I like that very much. So much truth in those words and the photo is beautiful!
That's a terrific quote! Thank you for it ... good food for thought (and action)!
That is very meaningful thank you for sharing.
I struggled with forgiveness re: my dad for many years. Decades. Because, while I don't adhere to any organized religion now or even consider myself "Christian," I grew up in the Anglican Church and always believed that when you forgave, you were filled with Christ-like love for the person.Then about 7 years ago I remember watching one of those PBS specials during a November fundraiser.

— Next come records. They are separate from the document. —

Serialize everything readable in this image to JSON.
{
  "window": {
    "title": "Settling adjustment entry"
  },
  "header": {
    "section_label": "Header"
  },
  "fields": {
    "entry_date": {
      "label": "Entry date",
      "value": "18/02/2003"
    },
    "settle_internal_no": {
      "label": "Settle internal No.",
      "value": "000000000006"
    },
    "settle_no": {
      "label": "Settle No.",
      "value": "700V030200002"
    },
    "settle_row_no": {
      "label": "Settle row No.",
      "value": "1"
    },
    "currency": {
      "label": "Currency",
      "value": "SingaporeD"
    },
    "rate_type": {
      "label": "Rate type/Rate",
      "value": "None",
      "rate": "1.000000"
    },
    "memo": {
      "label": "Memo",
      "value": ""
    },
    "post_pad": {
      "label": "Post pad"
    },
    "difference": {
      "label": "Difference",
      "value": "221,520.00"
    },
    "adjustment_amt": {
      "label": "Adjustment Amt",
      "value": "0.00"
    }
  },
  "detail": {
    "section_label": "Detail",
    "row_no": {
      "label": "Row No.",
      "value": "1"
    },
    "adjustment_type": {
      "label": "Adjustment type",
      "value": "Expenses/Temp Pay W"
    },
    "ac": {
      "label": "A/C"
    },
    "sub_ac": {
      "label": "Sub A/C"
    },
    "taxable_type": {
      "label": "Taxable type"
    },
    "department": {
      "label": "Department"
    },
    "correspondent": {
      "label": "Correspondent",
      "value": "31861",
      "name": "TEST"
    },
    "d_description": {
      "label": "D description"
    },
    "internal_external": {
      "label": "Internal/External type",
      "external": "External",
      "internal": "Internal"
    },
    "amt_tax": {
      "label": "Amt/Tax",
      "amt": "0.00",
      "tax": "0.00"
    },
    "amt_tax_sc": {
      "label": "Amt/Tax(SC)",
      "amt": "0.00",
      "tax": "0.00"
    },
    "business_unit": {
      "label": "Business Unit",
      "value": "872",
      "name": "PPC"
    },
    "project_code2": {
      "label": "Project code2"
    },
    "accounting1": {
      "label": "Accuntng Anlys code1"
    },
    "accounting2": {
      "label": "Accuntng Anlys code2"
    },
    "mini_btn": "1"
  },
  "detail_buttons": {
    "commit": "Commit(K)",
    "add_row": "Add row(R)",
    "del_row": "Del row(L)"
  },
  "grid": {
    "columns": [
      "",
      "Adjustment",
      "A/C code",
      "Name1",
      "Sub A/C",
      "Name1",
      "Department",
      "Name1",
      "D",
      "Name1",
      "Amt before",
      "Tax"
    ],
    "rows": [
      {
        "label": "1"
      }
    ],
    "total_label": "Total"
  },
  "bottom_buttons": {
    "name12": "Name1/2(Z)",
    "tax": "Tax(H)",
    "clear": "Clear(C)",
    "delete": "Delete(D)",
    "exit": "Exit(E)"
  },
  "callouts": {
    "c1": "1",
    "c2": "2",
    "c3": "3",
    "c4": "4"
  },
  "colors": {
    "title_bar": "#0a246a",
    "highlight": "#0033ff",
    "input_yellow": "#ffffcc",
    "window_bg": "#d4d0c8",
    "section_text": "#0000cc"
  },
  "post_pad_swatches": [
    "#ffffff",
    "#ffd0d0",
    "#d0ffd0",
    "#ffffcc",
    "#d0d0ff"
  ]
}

The motivational speaker was talking about forgiveness, saying that it doesn't mean you like, let alone love the person, or trust the person, or ever want to have anything to do with the person again. Just that you let go, accept.And for whatever reason (I was ready, I guess), I had an "aha" moment, a moment of grace, and just "spontaneously" forgave my dad. Didn't mean I viewed his actions while I was growing up any differently, just that I somehow let it go.I have a good relationship with my dad now, but it took me till I was in my early 40s to let go of the past.Nothing ever happens before we're ready, and forgiveness can't be forced.
Kim, your last satement is exactly what it's comes down to.
I have managed to do pretty well with forgiving, but I still struggle with wishing some things in my past could have gone differently. I'm sure it wasn't in the greater plan, and I wouldn't be who I am now if they had, but still, sometimes I wish. As it is said, we not only mourn for what is lost but also for what never came to be.